Quel médecin consulter pour une boule derrière le genou ?
Vous pouvez commencer par consulter votre médecin traitant. Il examinera le genou, recherchera les signes associés et vous orientera si besoin vers un rhumatologue, un médecin du sport, un chirurgien orthopédiste ou un kinésithérapeute.
Si le gonflement est apparu après une blessure sportive, un médecin du sport peut évaluer les mouvements et les contraintes liés à votre activité. En cas de fièvre, de douleur très importante, de mollet gonflé ou de difficulté soudaine à marcher, privilégiez une consultation rapide plutôt qu’un rendez-vous classique trop éloigné.
Peut-on marcher avec un gonflement derrière le genou ?
Vous pouvez généralement marcher si l’appui reste possible, que la douleur est modérée et qu’aucun signe inquiétant n’est présent. Réduisez toutefois la durée des déplacements, évitez les escaliers répétés et ne reprenez pas la course, les sauts ou les charges lourdes tant que le genou réagit mal.
Une marche qui augmente nettement le gonflement ou la douleur indique que la charge est trop élevée. Dans ce cas, reposez-vous, surélevez la jambe et demandez un avis médical si l’amélioration ne vient pas rapidement.
Est-ce qu’un kyste de Baker peut disparaître tout seul ?
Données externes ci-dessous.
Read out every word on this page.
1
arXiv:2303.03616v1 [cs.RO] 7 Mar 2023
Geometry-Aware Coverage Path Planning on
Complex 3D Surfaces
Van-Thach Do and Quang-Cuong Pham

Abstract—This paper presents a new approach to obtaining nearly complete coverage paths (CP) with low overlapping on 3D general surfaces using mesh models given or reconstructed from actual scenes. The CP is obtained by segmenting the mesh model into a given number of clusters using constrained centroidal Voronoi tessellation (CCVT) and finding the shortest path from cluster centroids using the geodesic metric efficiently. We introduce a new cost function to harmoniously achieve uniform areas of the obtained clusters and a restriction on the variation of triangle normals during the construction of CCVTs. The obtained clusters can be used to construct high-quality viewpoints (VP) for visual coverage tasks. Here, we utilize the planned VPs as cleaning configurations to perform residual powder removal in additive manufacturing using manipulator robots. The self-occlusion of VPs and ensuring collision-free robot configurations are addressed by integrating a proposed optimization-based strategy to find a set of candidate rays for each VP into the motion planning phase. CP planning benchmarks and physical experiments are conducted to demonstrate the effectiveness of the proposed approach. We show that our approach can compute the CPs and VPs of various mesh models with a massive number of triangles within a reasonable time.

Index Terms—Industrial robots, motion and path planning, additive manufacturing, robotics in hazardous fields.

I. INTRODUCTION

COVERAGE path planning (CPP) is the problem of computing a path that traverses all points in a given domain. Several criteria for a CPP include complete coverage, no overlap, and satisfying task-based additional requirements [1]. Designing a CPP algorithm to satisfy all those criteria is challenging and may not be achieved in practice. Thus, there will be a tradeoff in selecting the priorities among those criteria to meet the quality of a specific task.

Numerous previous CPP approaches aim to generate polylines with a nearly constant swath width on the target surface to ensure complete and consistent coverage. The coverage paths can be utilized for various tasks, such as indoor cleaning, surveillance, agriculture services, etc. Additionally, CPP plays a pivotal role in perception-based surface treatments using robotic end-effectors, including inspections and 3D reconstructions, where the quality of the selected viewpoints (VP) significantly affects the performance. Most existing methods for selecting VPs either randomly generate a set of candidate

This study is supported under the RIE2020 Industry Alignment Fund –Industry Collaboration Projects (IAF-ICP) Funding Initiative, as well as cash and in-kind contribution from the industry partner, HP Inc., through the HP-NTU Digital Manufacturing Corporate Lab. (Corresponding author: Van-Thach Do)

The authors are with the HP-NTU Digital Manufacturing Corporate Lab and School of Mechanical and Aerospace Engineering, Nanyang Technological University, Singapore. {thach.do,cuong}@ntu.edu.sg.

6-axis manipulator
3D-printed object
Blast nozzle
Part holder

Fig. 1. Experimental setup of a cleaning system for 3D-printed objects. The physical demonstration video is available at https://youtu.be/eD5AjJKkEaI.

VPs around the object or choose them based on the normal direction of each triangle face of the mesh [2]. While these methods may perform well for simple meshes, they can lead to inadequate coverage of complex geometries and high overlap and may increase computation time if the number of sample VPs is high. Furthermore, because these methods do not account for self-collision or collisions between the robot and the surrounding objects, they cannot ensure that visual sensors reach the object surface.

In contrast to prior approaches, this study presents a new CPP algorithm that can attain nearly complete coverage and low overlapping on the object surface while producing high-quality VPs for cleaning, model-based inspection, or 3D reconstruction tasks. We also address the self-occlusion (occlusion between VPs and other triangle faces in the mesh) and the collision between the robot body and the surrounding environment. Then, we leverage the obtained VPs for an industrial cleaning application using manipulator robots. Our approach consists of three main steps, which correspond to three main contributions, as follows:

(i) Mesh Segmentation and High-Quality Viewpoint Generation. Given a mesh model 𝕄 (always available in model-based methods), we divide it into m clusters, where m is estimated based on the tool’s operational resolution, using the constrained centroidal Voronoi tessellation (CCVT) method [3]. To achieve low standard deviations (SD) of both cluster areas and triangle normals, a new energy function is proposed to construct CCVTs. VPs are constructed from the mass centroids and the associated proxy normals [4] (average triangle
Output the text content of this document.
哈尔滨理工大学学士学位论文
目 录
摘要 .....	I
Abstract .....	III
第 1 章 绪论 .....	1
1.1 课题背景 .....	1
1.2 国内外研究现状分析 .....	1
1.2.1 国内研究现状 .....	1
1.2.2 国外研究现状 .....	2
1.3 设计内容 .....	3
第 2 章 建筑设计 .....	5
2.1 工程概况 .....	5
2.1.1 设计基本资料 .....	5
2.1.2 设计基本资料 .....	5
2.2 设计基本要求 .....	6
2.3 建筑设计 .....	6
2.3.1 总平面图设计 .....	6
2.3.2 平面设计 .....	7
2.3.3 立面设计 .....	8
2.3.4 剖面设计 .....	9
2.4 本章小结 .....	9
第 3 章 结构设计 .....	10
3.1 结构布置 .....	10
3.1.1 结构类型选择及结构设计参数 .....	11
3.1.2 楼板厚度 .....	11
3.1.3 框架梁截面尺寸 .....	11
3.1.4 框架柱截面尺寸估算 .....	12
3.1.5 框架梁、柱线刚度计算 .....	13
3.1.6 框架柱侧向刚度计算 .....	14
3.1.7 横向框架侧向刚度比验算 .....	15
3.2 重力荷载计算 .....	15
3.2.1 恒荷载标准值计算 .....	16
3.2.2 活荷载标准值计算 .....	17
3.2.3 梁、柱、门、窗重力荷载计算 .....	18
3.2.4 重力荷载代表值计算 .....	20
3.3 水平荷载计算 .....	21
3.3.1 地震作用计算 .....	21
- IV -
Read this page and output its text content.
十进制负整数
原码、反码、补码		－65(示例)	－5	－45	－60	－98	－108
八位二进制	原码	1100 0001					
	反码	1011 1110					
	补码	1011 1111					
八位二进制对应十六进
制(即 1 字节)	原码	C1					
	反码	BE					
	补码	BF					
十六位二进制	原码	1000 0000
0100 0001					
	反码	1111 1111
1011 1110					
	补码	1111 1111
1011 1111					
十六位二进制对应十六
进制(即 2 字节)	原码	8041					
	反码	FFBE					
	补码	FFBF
Oui, un kyste poplité peut parfois diminuer ou disparaître lorsque l’inflammation du genou se calme. Il peut aussi revenir si la cause qui entretient l’excès de liquide articulaire, comme une arthrose ou une irritation du ménisque, reste présente.
Évitez de tenter de le percer ou de le vider vous-même. Une masse derrière le genou n’est pas toujours un kyste, et une échographie peut être nécessaire pour confirmer son origine. Le traitement doit viser la cause, pas seulement le volume visible.
Peut-on masser une zone gonflée derrière le genou ?
Mieux vaut éviter le massage tant que l’origine du gonflement n’est pas connue. Une pression forte peut augmenter la douleur, irriter les tissus ou être inadaptée si le gonflement concerne une veine ou une inflammation importante.
Vous pouvez plutôt adopter une position confortable, surélever la jambe et appliquer du froid protégé par un tissu pendant une courte durée, si cela vous soulage. Si le gonflement descend vers le mollet, si celui-ci devient chaud ou douloureux, ne massez pas et contactez rapidement un professionnel de santé.
Une genouillère peut-elle faire disparaître le gonflement ?
Une genouillère ne fait pas disparaître la cause d’un gonflement situé derrière le genou. Elle peut parfois apporter du maintien ou limiter une sensation d’instabilité pendant une reprise encadrée, mais son usage doit rester compatible avec le problème identifié.
Un modèle trop serré peut augmenter la pression dans le creux du genou et gêner la circulation. Si vous cherchez un soutien adapté après un avis médical, consultez notre sélection de genouillères pour le maintien du genou, en vérifiant la taille et le niveau de compression. Retirez-la en cas d’engourdissement, de fourmillements, de pied froid ou de gonflement accru.
Conclusion
Pourquoi derrière mon genou c’est gonflé ? La cause est souvent articulaire, avec un kyste de Baker, une inflammation liée à l’arthrose ou une irritation après une blessure ou un effort inhabituel. Le contexte d’apparition, la douleur, la raideur, la chaleur locale et la capacité à marcher permettent de mieux orienter la situation, sans remplacer un examen médical.
Certains signes ne doivent pas attendre : gonflement brutal d’une jambe, mollet douloureux, rouge ou chaud, fièvre, genou très chaud, difficulté importante à poser le pied, essoufflement soudain ou douleur thoracique. Dans ces situations, demandez rapidement un avis médical et appelez les urgences si des symptômes respiratoires ou thoraciques apparaissent.
Si le gonflement persiste, revient régulièrement ou limite les mouvements, consultez votre médecin afin d’en rechercher la cause. Le repos relatif, le froid protégé et la surélévation peuvent aider à réduire l’inconfort, mais une genouillère ne doit pas servir à masquer une douleur sans évaluation. Un maintien adapté accompagne un genou déjà compris et pris en charge, il ne remplace pas le diagnostic.